December 17, 2004
Potential Candidate Topics for Future IEO Work Programs
The IEO is in the process of identifying a menu of potential topics to guide its work programs over the coming years. A preliminary list of such topics is provided in this note to serve as a basis for discussion. It has been derived drawing upon initial suggestions from external observers, members of the IMF Executive Board, and IMF staff. It also includes several items from the initial short list of 15 possible evaluation topics identified in 2001 that have not yet been taken up. Following normal IEO practice, feedback on this list is being invited from a wide range of stakeholders within and outside the IMF before the final work program for each year is decided. Comments are requested by February 15 and may be submitted to email@example.com.
The size of the annual work program is decided as part of the regular discussions with the Executive Board on the IEO budget, but we have assumed for purposes of this note that the total work load will remain unchanged at its current level (that is, four evaluation projects a year, of which one will be somewhat smaller in size). We expect that the specific work program would be announced for only one year ahead (beginning with FY2006). This would allow for adjustments in priorities should circumstances change.
The choice of topics will be guided by a number of criteria, including: (i) substantial learning potential exists, especially on issues where the IMF is in the process of considering its longer-term strategies; (ii) the topic is of interest to a wide range of the IMF membership; (iii) the issue has been the subject of controversy and criticism; and (iv) the IEO has a comparative advantage in undertaking the evaluation. Selection of topics must also bear in mind the requirement, set out in the IEO's terms of reference, that it "should avoid interfering with operational activities, including programs, or attempting to micro-manage the institution."
Possible topics have been grouped by four categories, namely, the IMF's main types of activities and IMF organization. However, some evaluations would cut across several categories. Several of the suggested topics cover overlapping ground and, therefore, could be viewed as alternatives. This list does not attempt to make any judgment on the most suitable timing of possible projects. Some topics may be strong candidates for eventual evaluation but would be best taken up in several years time after further experience has been gained with ongoing internal initiatives or when relevant country experience would be available for evaluation.
· Modalities and effectiveness of bilateral surveillance in large industrial countries.
· The IMF's advice on exchange rate policy.
· Approaches to crisis prevention (or a project that focuses on assessing IMF approaches to debt sustainability).
· The IMF's role in the dissemination and assessment of various standards and codes. (The Fund's role concerning standards and codes in the financial sector is already being addressed in the ongoing FSAP evaluation. A subsequent evaluation could cover all other Reports on Standards and Codes (ROSCs) in the Fund's areas of primary responsibility or could focus on specific areas such as the effectiveness of the Fund's role in promoting enhanced Data Dissemination Standards, fiscal transparency etc.).
· The Fund's approach to governance issues.

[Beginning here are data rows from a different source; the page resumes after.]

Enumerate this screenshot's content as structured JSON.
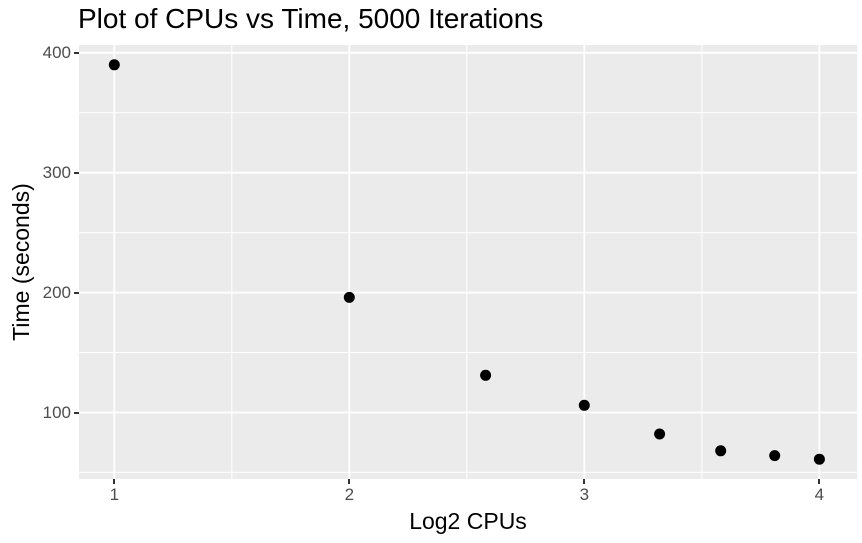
{
  "chart": {
    "title": "Plot of CPUs vs Time, 5000 Iterations",
    "xlabel": "Log2 CPUs",
    "ylabel": "Time (seconds)"
  },
  "chart_data": {
    "type": "scatter",
    "title": "Plot of CPUs vs Time, 5000 Iterations",
    "xlabel": "Log2 CPUs",
    "ylabel": "Time (seconds)",
    "points": [
      {
        "x": 1.0,
        "y": 390
      },
      {
        "x": 2.0,
        "y": 196
      },
      {
        "x": 2.58,
        "y": 131
      },
      {
        "x": 3.0,
        "y": 106
      },
      {
        "x": 3.32,
        "y": 82
      },
      {
        "x": 3.58,
        "y": 68
      },
      {
        "x": 3.81,
        "y": 64
      },
      {
        "x": 4.0,
        "y": 61
      }
    ],
    "xticks": [
      1,
      2,
      3,
      4
    ],
    "yticks": [
      100,
      200,
      300,
      400
    ],
    "xminor": [
      1.5,
      2.5,
      3.5
    ],
    "yminor": [
      50,
      150,
      250,
      350
    ],
    "xlim": [
      0.85,
      4.16
    ],
    "ylim": [
      44.5,
      406.5
    ],
    "grid": "major+minor",
    "legend": "none",
    "point_radius_px": 5.5,
    "style": {
      "panel_bg": "#EBEBEB",
      "grid_color": "#FFFFFF",
      "point_color": "#000000",
      "tick_label_color": "#4D4D4D",
      "axis_title_color": "#000000",
      "tick_mark_color": "#333333",
      "background": "#FFFFFF"
    }
  }
}
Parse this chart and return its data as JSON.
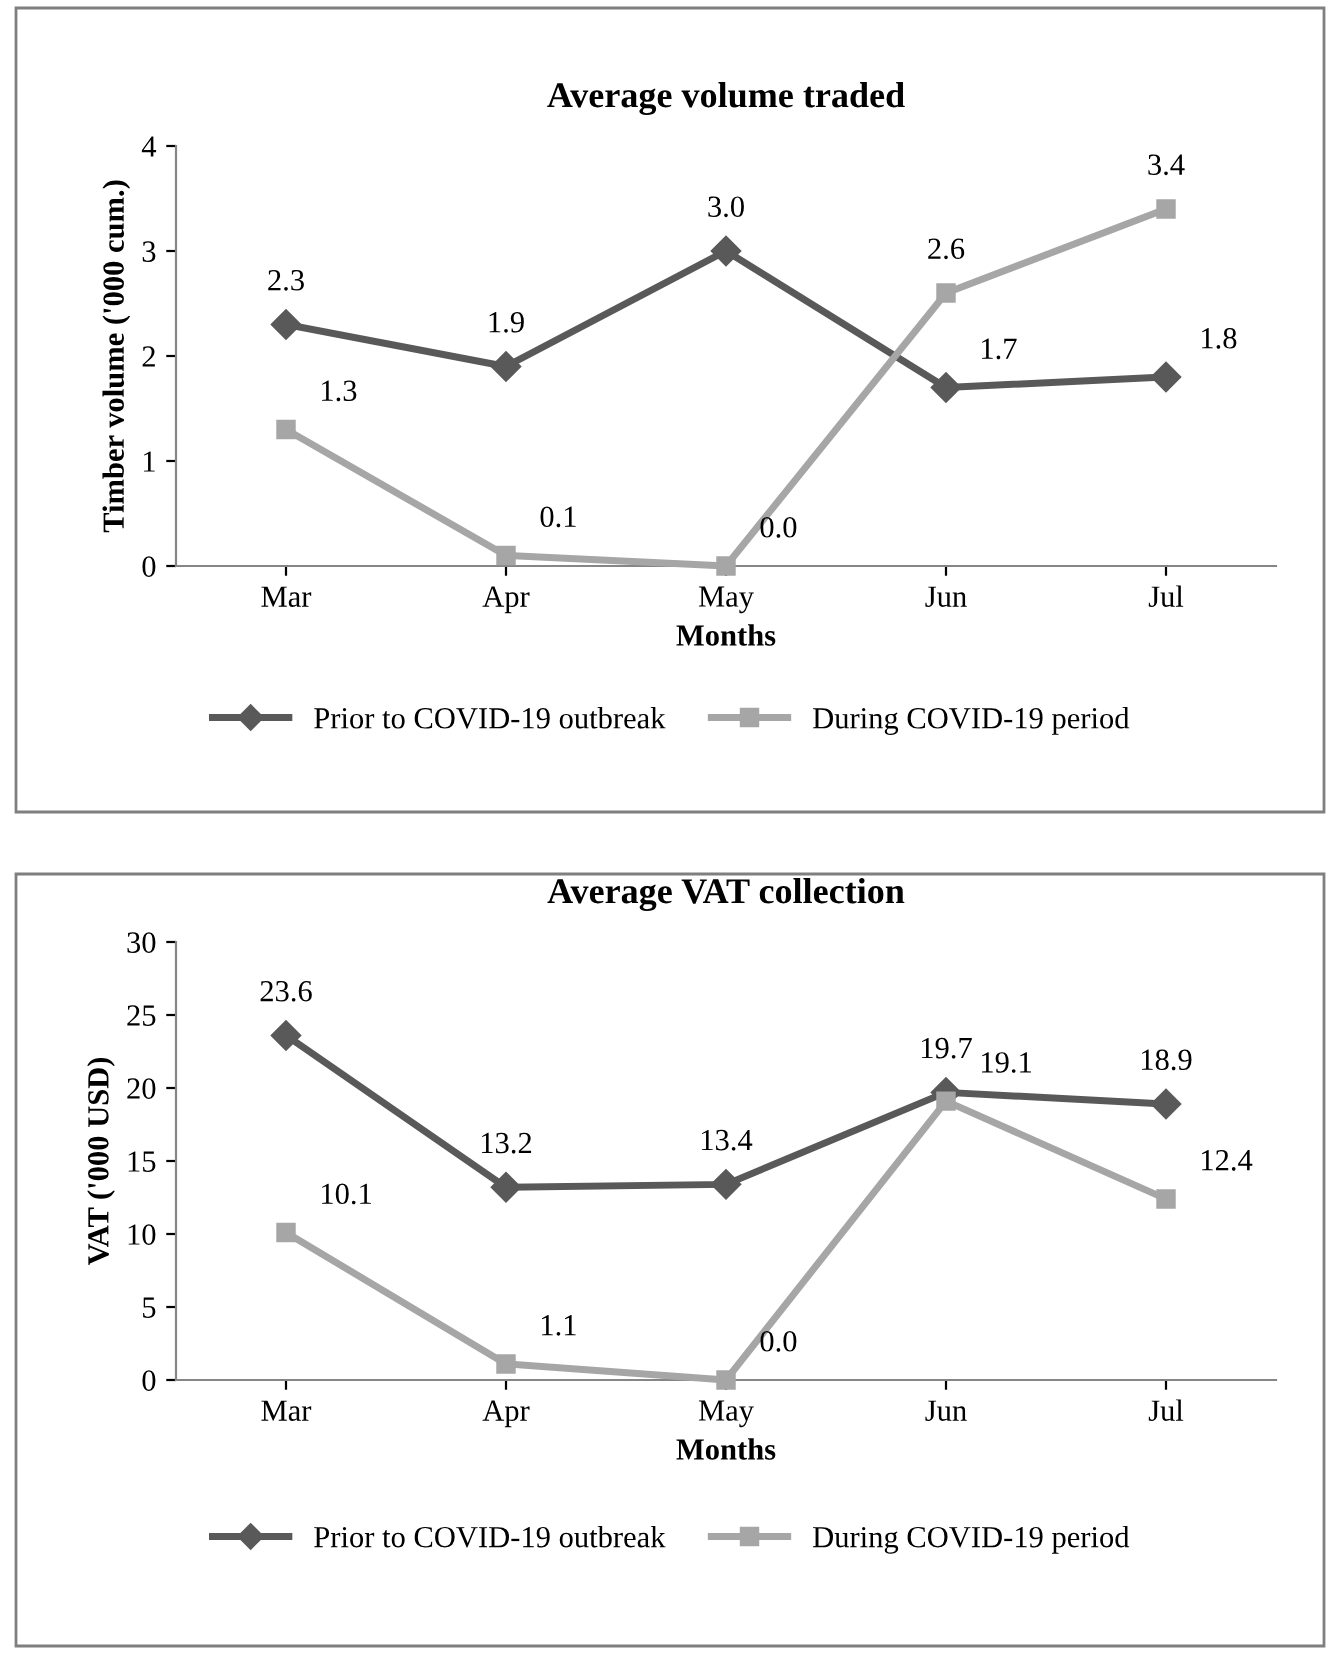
{
  "chart_data": [
    {
      "type": "line",
      "title": "Average volume traded",
      "xlabel": "Months",
      "ylabel": "Timber volume ('000 cum.)",
      "categories": [
        "Mar",
        "Apr",
        "May",
        "Jun",
        "Jul"
      ],
      "ylim": [
        0,
        4
      ],
      "yticks": [
        0,
        1,
        2,
        3,
        4
      ],
      "grid": false,
      "legend": "bottom",
      "series": [
        {
          "name": "Prior to COVID-19 outbreak",
          "color": "#595959",
          "marker": "diamond",
          "values": [
            2.3,
            1.9,
            3.0,
            1.7,
            1.8
          ],
          "value_labels": [
            "2.3",
            "1.9",
            "3.0",
            "1.7",
            "1.8"
          ]
        },
        {
          "name": "During COVID-19 period",
          "color": "#a6a6a6",
          "marker": "square",
          "values": [
            1.3,
            0.1,
            0.0,
            2.6,
            3.4
          ],
          "value_labels": [
            "1.3",
            "0.1",
            "0.0",
            "2.6",
            "3.4"
          ]
        }
      ]
    },
    {
      "type": "line",
      "title": "Average VAT collection",
      "xlabel": "Months",
      "ylabel": "VAT ('000 USD)",
      "categories": [
        "Mar",
        "Apr",
        "May",
        "Jun",
        "Jul"
      ],
      "ylim": [
        0,
        30
      ],
      "yticks": [
        0,
        5,
        10,
        15,
        20,
        25,
        30
      ],
      "grid": false,
      "legend": "bottom",
      "series": [
        {
          "name": "Prior to COVID-19 outbreak",
          "color": "#595959",
          "marker": "diamond",
          "values": [
            23.6,
            13.2,
            13.4,
            19.7,
            18.9
          ],
          "value_labels": [
            "23.6",
            "13.2",
            "13.4",
            "19.7",
            "18.9"
          ]
        },
        {
          "name": "During COVID-19 period",
          "color": "#a6a6a6",
          "marker": "square",
          "values": [
            10.1,
            1.1,
            0.0,
            19.1,
            12.4
          ],
          "value_labels": [
            "10.1",
            "1.1",
            "0.0",
            "19.1",
            "12.4"
          ]
        }
      ]
    }
  ]
}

IMF financing instruments and program activities
· The IMF's role in countries emerging from conflict.
· The IMF's role in African countries, based on a small number of case studies. (This evaluation could either review all aspects of the Fund's role in selected African countries or could focus on more specific issues, such as post-HIPC completion cases or aspects of program design).
· The role of the IMF in debt restructuring.

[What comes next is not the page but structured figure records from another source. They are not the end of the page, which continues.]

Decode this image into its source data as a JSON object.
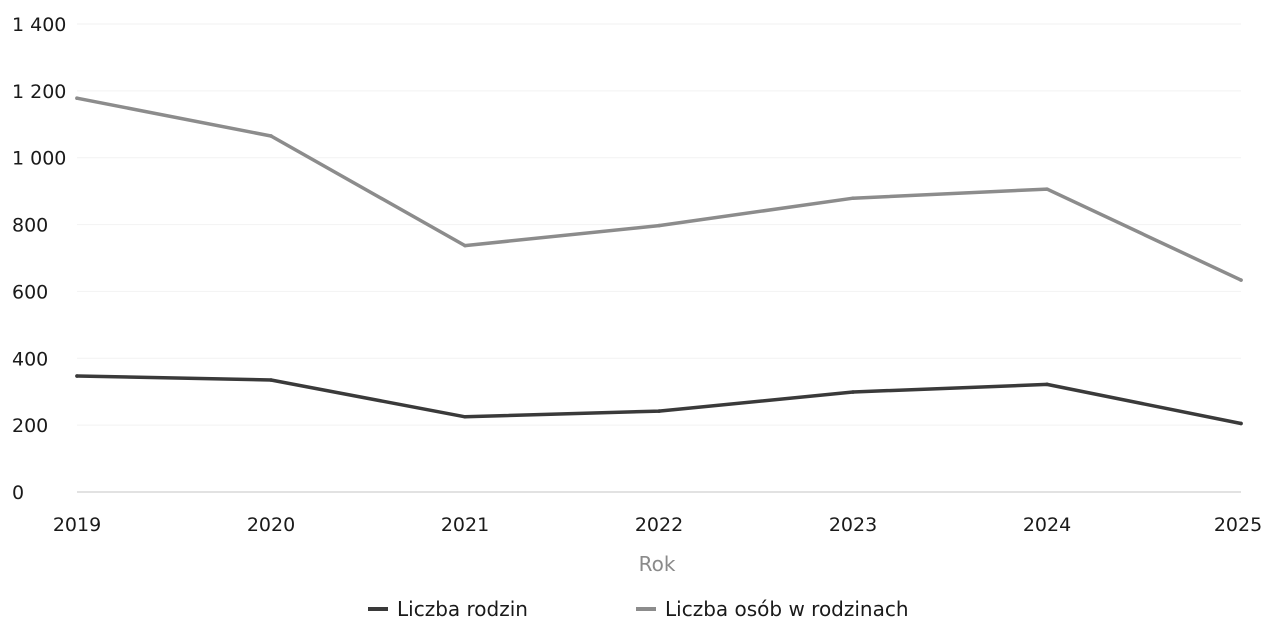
{
  "chart_data": {
    "type": "line",
    "title": "",
    "xlabel": "Rok",
    "ylabel": "",
    "categories": [
      "2019",
      "2020",
      "2021",
      "2022",
      "2023",
      "2024",
      "2025"
    ],
    "yticks": [
      "0",
      "200",
      "400",
      "600",
      "800",
      "1 000",
      "1 200",
      "1 400"
    ],
    "ylim": [
      0,
      1400
    ],
    "grid": true,
    "legend_position": "bottom",
    "series": [
      {
        "name": "Liczba rodzin",
        "color": "#3a3a3a",
        "values": [
          347,
          335,
          225,
          242,
          299,
          322,
          205
        ]
      },
      {
        "name": "Liczba osób w rodzinach",
        "color": "#8c8c8c",
        "values": [
          1178,
          1065,
          737,
          797,
          879,
          906,
          634
        ]
      }
    ]
  }
}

· Single country cases with important learning potential, including:
- A low-income transition economy.
· IMF External training activities.
· World Bank-IMF collaboration. (Various approaches to such an evaluation are possible. For example, it may be useful to focus on assessing the modalities and effectiveness of collaboration in specific areas.)
· Effectiveness of internal assessment and self-evaluation processes (or a broader review of IMF approaches to "knowledge management," including in addition how well the IMF provides relevant cross-country experience to its members).
· A number of commentators have suggested that the IEO might also address various internal organizational issues, with more or less direct bearing on the Fund's governance. Topics suggested include the issue of the diversity of the Fund staff, the role of resident representatives, or the effectiveness of integration between various Fund departments. However, some of these topics might take the IEO into areas that risk interfering in the management of the institution, which is against the IEO terms of reference, or are beyond the IEO's comparative advantage.1 Some of these issues, including various aspects of the Fund's decision-making processes and governance, are likely to emerge in the context of other evaluations. In any event, issues involving the range of potential topics for evaluation could be revisited at the time the IEO itself is evaluated, which is expected to be toward the end of 2005.
The final list of topics will be determined on the basis of consultations with various stakeholders and taking account of the IEO's assessment of the potential benefits of each project for the institution, in light of the criteria indicated earlier. It is expected that the final list will be posted on the website in the first half of 2005.
1 For an interesting earlier discussion on the possible division of labor between an independent evaluation office and internal assessment units such as the Office of Inspection and Audit (OIA), which conducts a variety of managerial reviews, see Making the IMF's Independent Evaluation Office Operational, prepared by the Evaluation Group of Executive Directors, August 7, 2000 (www.imf.org/external/np/eval/evo/2000/Eng/evo.htm).